OPINION: Pity the children, not the porn fan
August 26, 2008
By KAREN VELIE
Not a lot shocks me anymore. Even so, I am stunned by the number of blog posters and media reporters who worry that people accused of child porn, once convicted, will be unable to get their lives back on track.
The facts, however, suggest that a great percentage of these people have been way off track for a long time and stand little chance of ever changing.
Recent local arrests were preceded by lengthy, intensive investigations, officials said. Former San Luis Obispo Sheriff’s Deputy Bryan Goossens and part-time postman Jeremy Neubauer are battling charges of child pornography following a widespread roundup of suspected members of a child pornography ring. A third county man, Bryan Arnold, will be arraigned September 8.
Some people believe that child pornography is mainly about lonely men getting turned on by 16-year old Victoria Secret models who look 25. They think that a quick peek is all that is needed for the authorities to sweep in and make an arrest. The label of sex offender is then forever attached.
Nothing could be farther from the truth, and many investigators in this field believe “the media just doesn’t get it.” Not the severity of the crimes, nor the rapidly expanding frequency.
“We are not talking about someone inadvertently stumbling across a Web site,” said United States Attorney’s Office Public Affairs Officer Thom Mrozek. “People we prosecute are collectors. They have hundreds or thousands of images stored on their computers or CD ROMs. And we are not talking about teenagers in swim suits. We are talking about images of graphic sexual contact.”
Federal Immigration and Customs Enforcement (ICE) spokesperson Virginia Kice said the kind of child pornography that results in prosecution “is about infants and young children being sadistically abused, bondage, and bestiality. Many of these men also act out their fantasies with children.
Though experts don’t agree on the exact percentage of child porn fans who also molest children, the figures are shockingly high. A Mayo Institute study conservatively estimates 76 percent of child porn enthusiasts also take a hands on approach. A 2007 government study reports that 85 percent of men convicted of downloading internet porn admitted to prison psychologists that they also sexually abused children.
One perspective is that exposure to child pornography fuels sexual urges, and that a constant barrage of sadistic images allows these men to feel their urges are not only “normal” but that they somehow “fit in.”
Even so, time and time again, those accused of child porn claim they only glanced at the materials, or were doing it for research purposes.
You have to look no farther than the media outrage at the child porn conviction of San Francisco radio host Bernie Ward. Numerous major newspaper articles lay blame on an “unjust system” for Ward’s impending five to 10 year sentence for actions he claims were research-oriented. The stories fail to mention that he downloaded graphic videos of young children being sadistically abused, and then passed those on to other child porn enthusiasts.
“It’s not about clicking on an image, it is downloading child porn,” Kice added. “A lot of child porn is produced in the United States, but we want to protect children around the globe, wherever a child is being abused.”

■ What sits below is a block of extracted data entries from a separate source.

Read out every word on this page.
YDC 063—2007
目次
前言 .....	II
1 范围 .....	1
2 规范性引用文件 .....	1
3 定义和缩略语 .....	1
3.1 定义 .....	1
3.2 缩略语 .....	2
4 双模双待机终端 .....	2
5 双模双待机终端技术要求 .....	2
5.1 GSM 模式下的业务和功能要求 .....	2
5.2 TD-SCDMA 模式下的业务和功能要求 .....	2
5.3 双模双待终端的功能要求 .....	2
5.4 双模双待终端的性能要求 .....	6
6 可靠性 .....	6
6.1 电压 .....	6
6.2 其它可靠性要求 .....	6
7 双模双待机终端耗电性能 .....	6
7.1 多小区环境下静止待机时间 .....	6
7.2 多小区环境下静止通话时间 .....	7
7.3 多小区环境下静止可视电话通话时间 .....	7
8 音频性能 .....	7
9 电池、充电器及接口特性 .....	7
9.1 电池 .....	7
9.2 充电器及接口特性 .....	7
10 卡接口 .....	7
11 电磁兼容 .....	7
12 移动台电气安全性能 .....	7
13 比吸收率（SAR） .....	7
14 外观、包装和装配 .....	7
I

In the 80s, acquiring child porn was a dangerous and expensive venture, with the postal service playing watchdog. The Internet has provided an easily accessible — and cheap — venue to a rapidly-morphing child porn industry. Victims are increasingly younger in age, studies show: 91 percent of the victims are under 12, and 80 percent of the victims are female.
With the volume of Internet porn literally doubling every year, this crime has risen to the top of the priority list for many criminal investigators.
Within the past few weeks, apart from the 55 Central and Southern California child porn arrests, a Fresno man was convicted of kidnapping a 12-year-old and making videos of his sexual assaults. And a San Antonio woman advertised her 5-year-old daughter as a “nice piece” in an attempt to trade the child for a car and a new home.
“The demand for these pictures drives the industry,” said FBI spokeswoman Laura Eimiller “We try to educate the public that it is a serious crime.”